Por Eduardo Crespo * y Juan Matías De Lucchi **


Algunos analistas sostienen que la eliminación de las restricciones cambiarias estaría provocando una renovada fuga de capitales. Entendemos que esta conclusión es equivocada, aunque ciertamente varias medidas del Gobierno comprometen la sustentabilidad macroeconómica en el mediano plazo. Con la devaluación y la supresión del cepo la cotización del dólar se estabilizó rápidamente. La tendencia alcista de enero y febrero fue más el resultado de errores operativos de política que de tensiones estructurales en el mercado de cambios. Las autoridades del Banco Central, obsesionadas por imponer un programa monetarista consistente en fijar metas de agregados monetarios, abandonaron el control de las tasas de interés (las tasas de corte de las Lebac seguían las tendencias bajistas del mercado secundario), lo que recalentó la demanda especulativa de dólares. Pero desde marzo, cuando el Central retomó el control de la tasa de interés con vistas a formalizar un sistema de metas de inflación, el tipo de cambio no solo se estabilizó sino que incluso registró una tendencia a la baja solo interrumpida por el Brexit.

Varios indicadores confirman esta tendencia. Pese a la reticencia del Banco Central a intervenir en el mercado cambiario, las reservas internacionales mostraron cierta recuperación. En el mercado a término el sistema bancario acrecentó su posición vendida. Simultáneamente el resultado de la cuenta capital ahora es positivo, tanto por entrada de capitales especulativos como por el creciente endeudamiento en dólares del sector público. Aunque la economía argentina es hoy mucho más cara que el año anterior, la cotización del dólar tiende a reducirse. Esta evidencia refuta a quienes explicaban la tendencia devaluatoria observada hasta diciembre de 2015 como una consecuencia de la inflación, apelando al argumento de que el tipo de cambio real estaba “sobrevaluado” o en “desequilibrio”.

Quienes visualizan fuga de capitales apuntan que la llamada formación de activos externos del sector privado no financiero casi alcanzó los 6 mil millones de dólares en el primer semestre. Si hay fuga, ¿cómo se explica entonces la decreciente cotización del dólar? La aparente contradicción debe atribuirse al carácter bimonetario de la economía argentina. En una economía de este tipo, los dólares adquiridos por el sector privado pueden permanecer en el sistema a través de la creación de depósitos en moneda extranjera, la suscripción de activos financieros dolarizados y varios otros mecanismos. En efecto, los depósitos en dólares del sector privado aumentaron en 3255 millones de dólares entre diciembre de 2015 y julio de 2016. Aunque representen una dolarización de carteras, y pongan en evidencia la fragilidad estructural de nuestro sistema monetario, estos comportamientos deben distinguirse de la tradicional fuga de capitales al exterior o al “colchón”. ¿Es lo mismo hacer un depósito en dólares en el Banco Nación que fugarlos a Panamá o cualquier otro paraíso financiero?
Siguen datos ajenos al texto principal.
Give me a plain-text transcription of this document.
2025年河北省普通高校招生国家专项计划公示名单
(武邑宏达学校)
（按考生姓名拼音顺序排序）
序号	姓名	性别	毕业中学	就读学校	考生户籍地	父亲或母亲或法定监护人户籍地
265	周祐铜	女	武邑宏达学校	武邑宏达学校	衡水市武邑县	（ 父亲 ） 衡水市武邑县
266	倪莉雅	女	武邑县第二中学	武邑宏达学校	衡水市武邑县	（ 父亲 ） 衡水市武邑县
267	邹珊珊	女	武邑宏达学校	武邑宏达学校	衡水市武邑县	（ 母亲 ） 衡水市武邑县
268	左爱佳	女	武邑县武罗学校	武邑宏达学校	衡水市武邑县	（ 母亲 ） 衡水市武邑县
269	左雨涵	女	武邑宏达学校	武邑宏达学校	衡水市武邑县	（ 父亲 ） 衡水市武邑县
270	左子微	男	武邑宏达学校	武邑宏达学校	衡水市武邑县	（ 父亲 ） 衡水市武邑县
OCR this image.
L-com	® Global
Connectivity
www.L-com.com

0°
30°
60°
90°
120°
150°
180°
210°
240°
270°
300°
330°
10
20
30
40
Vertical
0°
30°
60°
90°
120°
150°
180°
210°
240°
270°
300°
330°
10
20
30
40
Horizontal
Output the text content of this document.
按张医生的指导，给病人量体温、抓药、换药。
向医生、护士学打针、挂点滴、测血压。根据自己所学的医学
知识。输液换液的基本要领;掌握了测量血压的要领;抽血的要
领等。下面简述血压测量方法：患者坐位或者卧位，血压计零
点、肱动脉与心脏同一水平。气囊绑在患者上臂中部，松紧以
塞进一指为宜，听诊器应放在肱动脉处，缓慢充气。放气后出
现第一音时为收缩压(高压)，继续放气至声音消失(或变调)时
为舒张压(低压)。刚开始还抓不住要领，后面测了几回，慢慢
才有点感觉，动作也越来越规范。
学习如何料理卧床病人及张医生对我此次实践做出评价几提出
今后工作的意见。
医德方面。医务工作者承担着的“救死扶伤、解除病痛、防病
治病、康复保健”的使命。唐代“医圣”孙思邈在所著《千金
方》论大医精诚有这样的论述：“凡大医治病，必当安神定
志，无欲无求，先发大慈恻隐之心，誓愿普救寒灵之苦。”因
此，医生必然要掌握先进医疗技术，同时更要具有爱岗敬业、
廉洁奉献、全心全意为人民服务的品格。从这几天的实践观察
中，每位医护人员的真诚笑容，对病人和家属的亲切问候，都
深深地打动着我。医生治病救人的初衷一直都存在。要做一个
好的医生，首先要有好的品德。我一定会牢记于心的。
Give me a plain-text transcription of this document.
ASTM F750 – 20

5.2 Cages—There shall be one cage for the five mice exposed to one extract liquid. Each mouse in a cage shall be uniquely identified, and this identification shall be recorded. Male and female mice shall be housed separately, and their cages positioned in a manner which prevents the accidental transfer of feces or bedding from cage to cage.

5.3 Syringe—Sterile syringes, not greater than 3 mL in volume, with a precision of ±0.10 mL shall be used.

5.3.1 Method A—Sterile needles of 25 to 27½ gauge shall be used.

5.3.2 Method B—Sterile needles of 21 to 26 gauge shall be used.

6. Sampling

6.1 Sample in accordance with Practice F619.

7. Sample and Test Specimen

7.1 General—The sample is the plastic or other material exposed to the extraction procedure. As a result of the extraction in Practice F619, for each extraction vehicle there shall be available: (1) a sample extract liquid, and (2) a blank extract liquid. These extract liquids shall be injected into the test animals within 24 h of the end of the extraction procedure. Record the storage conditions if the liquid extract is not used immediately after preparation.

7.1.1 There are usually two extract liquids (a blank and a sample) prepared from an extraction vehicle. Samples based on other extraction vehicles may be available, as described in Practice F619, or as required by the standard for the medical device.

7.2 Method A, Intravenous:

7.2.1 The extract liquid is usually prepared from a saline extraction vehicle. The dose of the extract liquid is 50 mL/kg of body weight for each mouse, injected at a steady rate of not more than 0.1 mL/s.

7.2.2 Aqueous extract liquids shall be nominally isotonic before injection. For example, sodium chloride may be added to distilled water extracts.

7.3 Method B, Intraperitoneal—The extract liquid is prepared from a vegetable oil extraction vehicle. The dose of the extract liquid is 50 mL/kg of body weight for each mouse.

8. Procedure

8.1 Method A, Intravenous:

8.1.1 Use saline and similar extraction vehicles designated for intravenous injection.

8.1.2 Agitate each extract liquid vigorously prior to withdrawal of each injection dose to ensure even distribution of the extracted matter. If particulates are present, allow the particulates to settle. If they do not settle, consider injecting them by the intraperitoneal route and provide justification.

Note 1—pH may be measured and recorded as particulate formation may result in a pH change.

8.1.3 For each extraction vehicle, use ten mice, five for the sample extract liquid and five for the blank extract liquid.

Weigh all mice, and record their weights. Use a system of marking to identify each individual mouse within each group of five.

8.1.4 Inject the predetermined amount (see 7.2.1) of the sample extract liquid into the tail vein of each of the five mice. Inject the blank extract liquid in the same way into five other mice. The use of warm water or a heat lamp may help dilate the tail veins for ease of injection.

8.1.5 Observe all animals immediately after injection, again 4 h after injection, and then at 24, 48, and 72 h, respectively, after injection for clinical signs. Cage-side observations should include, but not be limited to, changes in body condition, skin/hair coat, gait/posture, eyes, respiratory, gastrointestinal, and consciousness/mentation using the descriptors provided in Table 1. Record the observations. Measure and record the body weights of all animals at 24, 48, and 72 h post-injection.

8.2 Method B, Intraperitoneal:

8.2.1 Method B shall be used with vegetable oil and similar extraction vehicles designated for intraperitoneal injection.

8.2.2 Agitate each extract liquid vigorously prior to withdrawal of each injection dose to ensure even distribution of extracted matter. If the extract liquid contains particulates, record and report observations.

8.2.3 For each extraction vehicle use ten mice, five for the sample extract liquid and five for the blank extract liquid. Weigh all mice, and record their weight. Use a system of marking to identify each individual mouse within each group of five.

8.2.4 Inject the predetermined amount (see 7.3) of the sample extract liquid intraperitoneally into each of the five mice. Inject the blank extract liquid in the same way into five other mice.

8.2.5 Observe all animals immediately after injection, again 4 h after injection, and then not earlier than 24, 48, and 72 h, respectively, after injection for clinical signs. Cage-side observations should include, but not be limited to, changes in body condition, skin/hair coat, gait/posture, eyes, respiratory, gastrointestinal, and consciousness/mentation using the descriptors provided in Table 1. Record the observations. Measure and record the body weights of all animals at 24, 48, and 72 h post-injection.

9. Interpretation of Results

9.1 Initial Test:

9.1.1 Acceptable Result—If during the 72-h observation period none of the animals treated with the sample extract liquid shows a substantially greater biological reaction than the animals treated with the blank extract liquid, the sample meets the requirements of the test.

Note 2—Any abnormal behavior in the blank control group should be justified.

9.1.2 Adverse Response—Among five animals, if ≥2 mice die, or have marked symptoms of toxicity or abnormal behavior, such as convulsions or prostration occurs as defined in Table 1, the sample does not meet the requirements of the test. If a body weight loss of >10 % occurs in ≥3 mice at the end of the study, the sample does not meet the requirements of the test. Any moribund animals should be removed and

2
La principal amenaza a la sostenibilidad macroeconómica es la dolarización de contratos, particularmente el endeudamiento externo, en una coyuntura en la que los dólares sobran, práctica que se extiende a todo el sector público –provincias incluidas– y también al sector privado. Sin dudas el gobierno debe financiar el déficit fiscal. La opción de recortar más aún el gasto público debería descartarse, ya que profundiza la recesión, reduce la recaudación y acentúa el déficit. Frente al rechazo ideológico a la monetización directa, el gobierno cuenta con una única opción: el endeudamiento. Lo insólito es que decide hacerlo colocando deuda en dólares cuando la tasa de interés nominal por la deuda doméstica es inferior a la inflación. Y peor aún es que el endeudamiento apunta a financiar ¡gastos en pesos! Las deudas contraídas no están pagando infraestructuras basadas en bienes de capital producidos en el exterior. Las provincias emiten deuda para pagar gastos corrientes y luego venden los dólares prestados en el mercado cambiario, o al propio Banco Central quien a regañadientes debe emitir pesos para adquirirlos. Pese a la abrumadora experiencia argentina y mundial, las autoridades parecen desconocer los peligros inherentes al endeudamiento nominado en monedas extranjeras.

* Profesor de Unsam.
** Profesor de la UFRJ y de la Universidad N. de Moreno.

Original: Pagina 12

20 dic 2014

POLITICA MONETARIA, BANCOS PUBLICOS Y FLUJOS DE CAPITALES EN CHINA


Un mercado financiero liderado por el Estado

Por Matías De Lucchi



Documento de Trabajo Nº 61 - Septiembre 2014 del CEFID-AR



INDICE
1. Introducción ............................................................................................................. 4
2. Algunos conceptos básicos y antecedentes históricos ............................................. 8
3. Política monetaria .................................................................................................. 13
3.1. El mercado interbancario ................................................................................ 17
3.2. Los mecanismos de esterilización .................................................................. 18
3.2.1. Aumentando los depósitos del Gobierno ................................................. 20
3.2.2. Emitiendo letras de esterilización ............................................................. 21
3.2.3. Aumentando los requerimientos de reservas ........................................... 22
4. Mercado de bonos e impulso fiscal ........................................................................ 26
5. Política financiera y bancos públicos ..................................................................... 29
6. Política cambiaria, controles y flujos de capitales .................................................. 35
7. Conclusiones ......................................................................................................... 40

1. Introducción
Este trabajo se propone indagar e intentar explicar algunos de los aspectos claves de la política monetaria china resaltando el contexto económico e institucional en el cual se enmarca. Por tal motivo, resulta de suma importancia retomar determinados antecedentes históricos de China y analizar, en lo posible, los determinantes de su extraordinario crecimiento. Asimismo, será necesario analizar las características institucionales de la economía china, particularmente, la de su sistema financiero.
Como ninguna otra economía en el mismo periodo, China ha crecido en promedio poco más de 10 por ciento anual durante los últimos treinta años. Además, previamente a las reformas, ya bajo la planificación centralizada de toda la economía la tasa media de crecimiento en el período 1965-1980 fue 6,8 por ciento (solo superada por los países del este asiático que crecieron en promedio 7,3 por ciento). Por esta razón, la
participación del sector industrial en el PIB chino aumentó persistentemente en los últimos 60 años, representando el 10 por ciento en 1952, el 35 por ciento en 1978 y el 48 por ciento en 2006 (Medeiros, 2013).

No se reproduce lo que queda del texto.